The rotation to cyclical sectors of the S&P 500 and away from defensive stocks could continue next week if Federal Reserve chair Janet Yellen strikes a tone more welcoming to an interest rate increase later this year.
Fed speakers this week, including the influential New York Fed President William Dudley, seemed to blaze the trail for Yellen and her upcoming Friday speech in Jackson Hole, Wyoming as part of a global meeting of central bankers.
Dudley said Tuesday the Fed could raise rates as soon as next month, in comments that sent the S&P 500 down, led by sharp drops in telecoms and utilities, both defensive sectors.
Those two sectors, still up more than 15% year to date, have risen partly due to investor appetite for their high dividend yields amid historically low returns in fixed income. They are seen as the most vulnerable to sell-offs if rates start to rise.
Judging by the rotation that already started taking place in stocks, the market seems poised for higher rates.
The utilities sector of the S&P 500 closed Friday with its fourth consecutive week of losses and is down almost 6% from a record high hit early in July.

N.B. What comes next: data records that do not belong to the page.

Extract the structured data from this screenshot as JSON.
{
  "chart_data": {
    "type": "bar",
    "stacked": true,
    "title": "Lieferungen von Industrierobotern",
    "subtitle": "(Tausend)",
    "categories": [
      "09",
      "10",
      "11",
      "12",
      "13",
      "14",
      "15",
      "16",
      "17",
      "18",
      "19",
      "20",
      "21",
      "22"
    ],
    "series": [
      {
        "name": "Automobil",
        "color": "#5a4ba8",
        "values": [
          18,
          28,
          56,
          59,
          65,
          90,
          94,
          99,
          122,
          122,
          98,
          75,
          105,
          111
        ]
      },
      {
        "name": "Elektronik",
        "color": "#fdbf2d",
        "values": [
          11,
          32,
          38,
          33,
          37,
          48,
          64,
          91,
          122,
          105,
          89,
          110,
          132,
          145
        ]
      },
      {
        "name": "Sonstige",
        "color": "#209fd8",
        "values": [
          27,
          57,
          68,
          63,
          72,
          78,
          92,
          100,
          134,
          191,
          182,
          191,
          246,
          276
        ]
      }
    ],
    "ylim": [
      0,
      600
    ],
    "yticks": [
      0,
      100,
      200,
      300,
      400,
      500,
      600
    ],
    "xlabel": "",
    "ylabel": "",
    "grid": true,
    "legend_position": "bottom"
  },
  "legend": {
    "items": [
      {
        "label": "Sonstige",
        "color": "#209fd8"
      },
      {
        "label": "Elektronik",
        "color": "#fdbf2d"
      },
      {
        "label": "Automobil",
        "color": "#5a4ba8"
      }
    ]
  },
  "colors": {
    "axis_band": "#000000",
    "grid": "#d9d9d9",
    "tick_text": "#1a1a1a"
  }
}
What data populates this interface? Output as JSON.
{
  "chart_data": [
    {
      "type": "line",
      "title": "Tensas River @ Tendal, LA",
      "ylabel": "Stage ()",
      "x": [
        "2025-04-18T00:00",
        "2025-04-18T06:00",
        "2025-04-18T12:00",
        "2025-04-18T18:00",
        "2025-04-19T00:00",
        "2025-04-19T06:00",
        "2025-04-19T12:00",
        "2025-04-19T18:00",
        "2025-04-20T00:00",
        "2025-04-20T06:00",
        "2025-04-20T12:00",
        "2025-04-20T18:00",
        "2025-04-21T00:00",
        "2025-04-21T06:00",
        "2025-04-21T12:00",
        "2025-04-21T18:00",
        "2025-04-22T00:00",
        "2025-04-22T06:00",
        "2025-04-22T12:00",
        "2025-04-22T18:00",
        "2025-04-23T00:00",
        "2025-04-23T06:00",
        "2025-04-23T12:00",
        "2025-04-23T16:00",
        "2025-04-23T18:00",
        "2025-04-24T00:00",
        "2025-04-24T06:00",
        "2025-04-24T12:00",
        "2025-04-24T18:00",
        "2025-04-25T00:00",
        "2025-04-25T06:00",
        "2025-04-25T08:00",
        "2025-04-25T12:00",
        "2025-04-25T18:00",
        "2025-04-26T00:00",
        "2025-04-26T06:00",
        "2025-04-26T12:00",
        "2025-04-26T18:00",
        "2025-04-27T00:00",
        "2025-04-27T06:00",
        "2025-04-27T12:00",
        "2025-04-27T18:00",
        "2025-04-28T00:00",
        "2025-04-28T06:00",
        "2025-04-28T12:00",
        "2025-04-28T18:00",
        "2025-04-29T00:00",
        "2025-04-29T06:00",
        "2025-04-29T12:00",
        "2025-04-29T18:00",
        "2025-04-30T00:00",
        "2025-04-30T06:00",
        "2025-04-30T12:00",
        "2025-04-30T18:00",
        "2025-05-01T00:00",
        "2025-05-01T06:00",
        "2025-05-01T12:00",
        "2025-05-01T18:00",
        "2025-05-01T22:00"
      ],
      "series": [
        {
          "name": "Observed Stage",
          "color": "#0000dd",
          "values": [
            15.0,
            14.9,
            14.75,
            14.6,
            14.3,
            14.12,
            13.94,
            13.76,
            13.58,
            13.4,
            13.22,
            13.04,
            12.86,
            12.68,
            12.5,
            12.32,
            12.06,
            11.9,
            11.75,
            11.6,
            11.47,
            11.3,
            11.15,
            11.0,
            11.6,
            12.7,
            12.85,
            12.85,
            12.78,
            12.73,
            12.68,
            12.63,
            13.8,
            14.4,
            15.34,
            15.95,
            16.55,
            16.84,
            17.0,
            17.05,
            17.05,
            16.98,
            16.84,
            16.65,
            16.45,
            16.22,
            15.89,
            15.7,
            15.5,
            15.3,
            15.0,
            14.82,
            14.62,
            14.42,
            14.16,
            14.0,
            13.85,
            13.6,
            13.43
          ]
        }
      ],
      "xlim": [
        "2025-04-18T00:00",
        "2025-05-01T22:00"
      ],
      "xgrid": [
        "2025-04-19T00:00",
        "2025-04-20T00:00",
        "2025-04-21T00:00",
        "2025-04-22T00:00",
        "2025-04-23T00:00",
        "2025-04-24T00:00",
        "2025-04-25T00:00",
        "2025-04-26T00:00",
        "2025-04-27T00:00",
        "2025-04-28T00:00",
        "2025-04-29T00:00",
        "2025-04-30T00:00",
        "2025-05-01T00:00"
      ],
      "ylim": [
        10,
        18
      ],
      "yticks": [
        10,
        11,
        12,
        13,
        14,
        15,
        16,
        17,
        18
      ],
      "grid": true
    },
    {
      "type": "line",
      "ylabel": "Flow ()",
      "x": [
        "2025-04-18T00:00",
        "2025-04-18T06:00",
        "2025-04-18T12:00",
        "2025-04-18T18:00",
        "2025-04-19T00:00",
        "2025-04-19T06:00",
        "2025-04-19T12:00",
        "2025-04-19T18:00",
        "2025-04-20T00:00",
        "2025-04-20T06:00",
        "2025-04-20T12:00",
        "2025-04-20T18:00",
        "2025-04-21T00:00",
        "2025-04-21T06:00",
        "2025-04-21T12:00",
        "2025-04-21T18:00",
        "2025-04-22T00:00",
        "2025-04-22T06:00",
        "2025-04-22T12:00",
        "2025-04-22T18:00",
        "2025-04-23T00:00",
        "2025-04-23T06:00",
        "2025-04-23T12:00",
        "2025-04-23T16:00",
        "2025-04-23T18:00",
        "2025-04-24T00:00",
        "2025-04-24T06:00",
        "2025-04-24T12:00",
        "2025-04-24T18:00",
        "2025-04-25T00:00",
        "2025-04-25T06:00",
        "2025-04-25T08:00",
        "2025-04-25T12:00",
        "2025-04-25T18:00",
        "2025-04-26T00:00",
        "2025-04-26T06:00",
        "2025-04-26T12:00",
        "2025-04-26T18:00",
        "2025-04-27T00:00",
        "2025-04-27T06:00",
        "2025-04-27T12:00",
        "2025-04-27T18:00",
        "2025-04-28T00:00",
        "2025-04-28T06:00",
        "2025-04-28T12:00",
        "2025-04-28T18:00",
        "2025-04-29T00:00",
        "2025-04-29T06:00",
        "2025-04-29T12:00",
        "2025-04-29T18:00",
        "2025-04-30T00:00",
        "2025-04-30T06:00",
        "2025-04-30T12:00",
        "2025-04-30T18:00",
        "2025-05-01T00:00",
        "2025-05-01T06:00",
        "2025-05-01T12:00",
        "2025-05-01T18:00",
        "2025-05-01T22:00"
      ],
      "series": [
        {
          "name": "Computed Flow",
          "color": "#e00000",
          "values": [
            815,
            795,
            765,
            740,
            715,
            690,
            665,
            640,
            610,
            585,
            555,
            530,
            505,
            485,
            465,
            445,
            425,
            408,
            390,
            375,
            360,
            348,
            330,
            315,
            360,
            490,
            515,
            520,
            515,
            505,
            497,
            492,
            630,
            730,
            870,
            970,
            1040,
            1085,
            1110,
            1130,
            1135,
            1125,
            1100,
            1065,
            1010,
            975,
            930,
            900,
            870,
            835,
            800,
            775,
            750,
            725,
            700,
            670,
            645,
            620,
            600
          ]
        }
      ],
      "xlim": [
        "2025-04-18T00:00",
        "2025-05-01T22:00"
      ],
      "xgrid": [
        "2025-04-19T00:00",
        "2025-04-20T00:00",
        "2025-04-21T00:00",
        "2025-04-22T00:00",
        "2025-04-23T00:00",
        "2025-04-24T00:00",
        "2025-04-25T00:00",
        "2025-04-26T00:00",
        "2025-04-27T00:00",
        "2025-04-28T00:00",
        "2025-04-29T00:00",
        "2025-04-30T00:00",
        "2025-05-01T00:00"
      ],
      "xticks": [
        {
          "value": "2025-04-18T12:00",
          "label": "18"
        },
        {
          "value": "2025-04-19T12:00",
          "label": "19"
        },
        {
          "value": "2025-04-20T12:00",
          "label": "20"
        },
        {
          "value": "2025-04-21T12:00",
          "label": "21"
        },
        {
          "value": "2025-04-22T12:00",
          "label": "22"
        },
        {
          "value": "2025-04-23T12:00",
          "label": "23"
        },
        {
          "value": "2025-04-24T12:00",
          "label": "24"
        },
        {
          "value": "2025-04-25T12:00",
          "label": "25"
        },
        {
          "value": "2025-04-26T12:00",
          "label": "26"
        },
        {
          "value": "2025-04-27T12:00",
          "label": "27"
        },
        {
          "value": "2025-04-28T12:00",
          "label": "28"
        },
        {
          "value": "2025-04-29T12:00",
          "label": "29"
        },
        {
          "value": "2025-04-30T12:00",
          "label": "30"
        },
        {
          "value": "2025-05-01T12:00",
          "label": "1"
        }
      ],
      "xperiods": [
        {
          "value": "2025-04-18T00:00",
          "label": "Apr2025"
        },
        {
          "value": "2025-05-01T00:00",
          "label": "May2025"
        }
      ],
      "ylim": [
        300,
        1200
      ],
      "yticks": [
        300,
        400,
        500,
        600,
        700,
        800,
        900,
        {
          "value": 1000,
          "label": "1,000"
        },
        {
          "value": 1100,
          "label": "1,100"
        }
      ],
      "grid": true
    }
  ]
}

On the other hand, industrials, up three weeks in a row, closed just 0.2% below their record high set a month ago and are up more than 2% from this month’s low hit Aug. 1.
The recent decline in utilities and telecoms is “the most constructive thing we’ve seen recently in the market,” according to Art Hogan, chief market strategist at Wunderlich securities in New York.
He said the Fed is preparing markets for a rate hike this year. “Economic data have improved since the last time Yellen had a public speech,” said Hogan.
“The body language from Fed speakers over the last week or two lends itself for ‘get ready for liftoff.’ Dudley was choreographing a more hawkish Fed.”
For more on interest rates, watch:
A sector rotation in stocks won’t necessarily mean the S&P 500 will gain much over current levels, while the heightened probability of a U.S. rate hike won’t be a death blow to the market’s rally, according to Jim Paulsen, chief investment strategist at Wells Capital Management in Minneapolis.
“It would extinguish a potential bubble in defensive stocks, without taking the whole market down,” he said.
He expects Yellen to sound at least marginally hawkish next week which, in turn, he said, will favor commodity stocks and other stocks linked to growth.
“The Fed is almost being forced to react to better economic momentum,” Paulsen said. “The market is turning more cyclical and away from defensive orientation.”